Donald Trump began his trip to Asia this weekend aiming for a “complete deal” with Xi Jinping. American and Chinese negotiating teams wrapped up talks in Kuala Lumpur today, with Washington describing the discussions as “very constructive” and Treasury Secretary Scott Bessent mentioning a “substantial framework” to manage tariffs and rare earths.
All this progress will be well-received by markets, but this is the language of de-escalation — not the foundations for a lasting deal. The Kuala Lumpur talks were explicitly designed to avoid escalation and pave the way for some constructive announcements as a result of Trump and Xi’s face-to-face talks. Both sides have tactical reasons to calm the immediate storm.
Washington wants to stabilise the relationship ahead of the summit between the leaders and downgrade China’s leverage on rare earths and permanent magnets. Beijing, for its part, wants tariff relief, advanced microchips access, and breathing room for its exports without giving up its trade surplus. Neither side can operate with 100% tariffs on each other’s goods, and both want to reassure markets and international partners that they are climbing down from fever pitch.
In this push to find common ground — even if not on major structural issues — both sides have settled on a convenient narrative around recent oil sanctions. After the US targeted Russian companies Rosneft and Lukoil, Chinese state oil majors paused some seaborne purchases of Russian crude. This gives Washington a positive story to tell markets and allies, while Beijing gains a reason to stabilise the broader agenda without appearing to capitulate. Trump can claim he forced China to reduce its support for Moscow, and the Chinese side can frame it as a gesture of goodwill. Neither claim is wrong, but Russian oil exports have nothing to do with the underlying causes of Sino-American rivalry.

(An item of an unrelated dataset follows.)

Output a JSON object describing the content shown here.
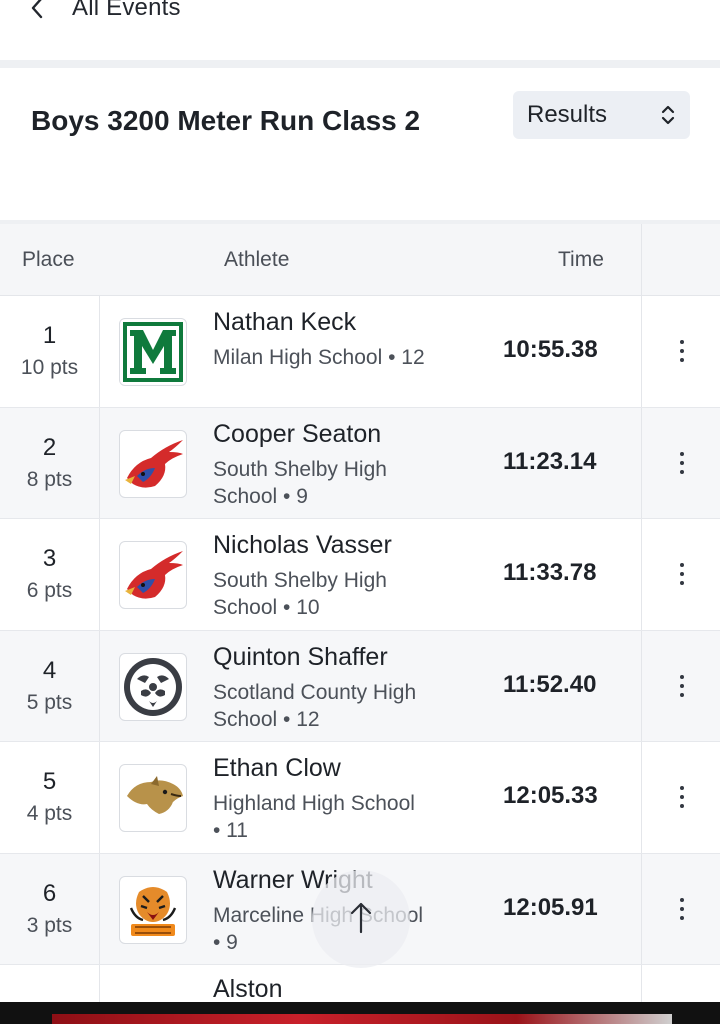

Both the US and China are trying to get what they need in the short term while preserving their long-term self-sufficient strategies. Any agreement will be symbolic and likely short-lived. We can expect a pause in new tariffs and the relaxation of mutual export controls in vital supply chain choke points. There may even be announcements of Chinese investment in the US and purchases of American agricultural goods, but how much of this will really come to pass is uncertain.
The reality is that, despite the negotiations, the deeper trend towards decoupling will continue. Washington is accelerating the refining of rare earths at home, with the Pentagon announcing fresh investment in response to Beijing’s export controls. China is doubling down on semiconductor independence, pushing its local industries to close the gap with Western technology despite export restrictions. The CCP’s five-year plan stresses tech self-reliance in key strategic sectors. A trade truce won’t reverse these dynamics, but will buy both sides time to become less dependent on each other.
The best insight will come next Thursday when the two leaders meet. Even if an agreement is announced, it will not be a comprehensive reset. Less interdependence could make room for mutual coexistence rather than confrontation. But that confrontation will likely only be postponed — not cancelled.